Interesting newsreader

I’ve been investigating a few new newsreaders recently, although I’m reasonably happy withAggie it isn’t fitting into my workflow as nicely as I would like. I’ve been evaluating a couple of potential replacements, such asnewsmonster but the one that has me really interested is nntp//rss.

This newsreader ties together RSS and NNTP, this is well suited to me as I spend a lot of time reading emails and catching up with my newsgroups, the aggregation runs in the background as well, altogether it doesn’t require as much effort (or another desktop icon), just like it should be.

One initial drawback was the lack of autodiscovery and integration with my web browser, however I wrote a bookmarklet that takes care of that. So if you download and install rss/nnttp come back here and get my bookmarklet (subscribe). Unfortunately it won’t work well if you try to subscribe to different sites on the same host, however I will work around that after I’ve had some sleep!

This bookmarklet was released for version 0.2 of nntp//rss. For further info on bookmarklets see bookmarklets.com

Just FOAFing around

I’ve managed to get my FoafHarvester up and running, it is currently gathering some data for a foaf exploration application I am building. All told I picked up about 350Kb of FOAF data during the crawl. Other than a couple of minor glitches it went quite well. The data is currently in an XML file, I’m just writing a program to put all the data into an SQLServer database at the moment.

Some useful FOAF stuff. If you’re interested in learning more about FOAF then the best bet is the RDFWeb FOAF page, this links to all kinds of good stuff so I won’t replicate it here. Well apart from FOAFNaut, and this presentation I found “Photo RDF, Metadata and Pictures” that talks a little about FOAF.

Setting up a serious development system

The time has finally come that all my programming projects are getting a little bit unwieldy to manage, version control consisting of backing up all the files now and again to a different directory. I’ve finally got around to installing CVS on my computer.
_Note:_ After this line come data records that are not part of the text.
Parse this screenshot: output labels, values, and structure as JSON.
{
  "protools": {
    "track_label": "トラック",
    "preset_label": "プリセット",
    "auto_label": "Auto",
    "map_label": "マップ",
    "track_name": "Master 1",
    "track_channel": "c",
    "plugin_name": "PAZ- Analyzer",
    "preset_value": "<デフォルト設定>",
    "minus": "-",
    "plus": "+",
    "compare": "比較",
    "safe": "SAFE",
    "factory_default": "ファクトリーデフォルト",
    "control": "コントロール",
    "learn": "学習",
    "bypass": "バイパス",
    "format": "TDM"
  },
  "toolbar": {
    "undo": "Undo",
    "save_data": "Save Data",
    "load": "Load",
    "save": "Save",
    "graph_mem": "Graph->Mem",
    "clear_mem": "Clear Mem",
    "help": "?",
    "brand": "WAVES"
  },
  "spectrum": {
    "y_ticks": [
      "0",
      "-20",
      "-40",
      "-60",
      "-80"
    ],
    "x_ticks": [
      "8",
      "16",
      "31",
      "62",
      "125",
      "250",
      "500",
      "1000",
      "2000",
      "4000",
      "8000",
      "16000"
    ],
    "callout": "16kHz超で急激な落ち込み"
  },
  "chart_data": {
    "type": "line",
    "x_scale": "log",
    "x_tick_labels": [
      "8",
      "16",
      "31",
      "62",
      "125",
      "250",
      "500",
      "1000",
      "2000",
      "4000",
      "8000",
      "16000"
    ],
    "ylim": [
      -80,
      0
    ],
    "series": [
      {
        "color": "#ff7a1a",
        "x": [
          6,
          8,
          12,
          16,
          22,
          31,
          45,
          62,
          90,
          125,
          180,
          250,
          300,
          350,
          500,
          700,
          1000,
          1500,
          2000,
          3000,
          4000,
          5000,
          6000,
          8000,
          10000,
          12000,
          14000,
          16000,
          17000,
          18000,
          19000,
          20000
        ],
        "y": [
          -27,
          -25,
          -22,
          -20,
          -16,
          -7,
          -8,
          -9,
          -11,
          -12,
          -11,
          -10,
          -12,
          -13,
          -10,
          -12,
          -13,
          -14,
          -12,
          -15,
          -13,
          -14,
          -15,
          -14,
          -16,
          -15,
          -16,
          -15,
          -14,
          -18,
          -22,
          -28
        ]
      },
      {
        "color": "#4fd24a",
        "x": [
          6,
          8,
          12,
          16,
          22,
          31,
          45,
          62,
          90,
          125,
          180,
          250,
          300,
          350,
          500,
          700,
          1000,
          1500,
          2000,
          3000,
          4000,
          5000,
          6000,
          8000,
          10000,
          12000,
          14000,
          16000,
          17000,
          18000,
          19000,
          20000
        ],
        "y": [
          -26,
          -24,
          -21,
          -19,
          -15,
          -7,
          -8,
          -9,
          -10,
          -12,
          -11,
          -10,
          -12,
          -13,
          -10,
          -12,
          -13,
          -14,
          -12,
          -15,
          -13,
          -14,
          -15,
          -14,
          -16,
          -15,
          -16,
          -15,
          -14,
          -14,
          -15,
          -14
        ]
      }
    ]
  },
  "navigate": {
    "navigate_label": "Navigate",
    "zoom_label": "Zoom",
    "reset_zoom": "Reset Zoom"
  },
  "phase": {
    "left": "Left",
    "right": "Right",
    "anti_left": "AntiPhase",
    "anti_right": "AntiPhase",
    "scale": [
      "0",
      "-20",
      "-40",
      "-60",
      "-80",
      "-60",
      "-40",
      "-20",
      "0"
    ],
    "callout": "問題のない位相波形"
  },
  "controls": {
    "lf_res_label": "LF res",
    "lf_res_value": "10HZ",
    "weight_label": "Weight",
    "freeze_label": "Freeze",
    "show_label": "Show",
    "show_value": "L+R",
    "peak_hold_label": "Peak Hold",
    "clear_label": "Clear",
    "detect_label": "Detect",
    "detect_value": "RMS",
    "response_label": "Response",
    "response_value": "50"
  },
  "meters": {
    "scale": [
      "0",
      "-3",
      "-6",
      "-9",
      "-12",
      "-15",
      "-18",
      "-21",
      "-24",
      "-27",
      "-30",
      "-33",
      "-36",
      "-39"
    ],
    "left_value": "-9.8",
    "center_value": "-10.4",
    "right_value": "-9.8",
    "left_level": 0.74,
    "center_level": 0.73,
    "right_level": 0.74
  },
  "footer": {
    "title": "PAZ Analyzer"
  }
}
One of the advantages of this is that my project folders have suddenly become a lot more organised as I can just keep old projects in the CVS and out of my frequently used folders.

After setting all this up I’m beginning to feel more like a serious programmer, my development tools are taking shape. As I am a bit of a geek I’ll give you a rundown of what my current programming setup is like.

  • CVSNT – versioning control system.
  • TortoiseCVS – Graphical CVS Interface for Windows.
  • Textpad – Favourite text editor (It’s that good I even registered my copy!)
  • .Net SDK – Big download, but the reference is invaluable, and the command line tools are good.
  • Visual Studio 6 – I can’t afford the VS.Net yet as they haven’t released a student edition yet.
  • CYGWin Bash ShellNTEmacs – For when I want to do the unix vibe.
  • Active State Perl – Because its just so damn useful.

Add a few batch scripts I’ve written, a few custom macros and commands to integrate my text editor with the .Net command line tools and voila, a nice little development system.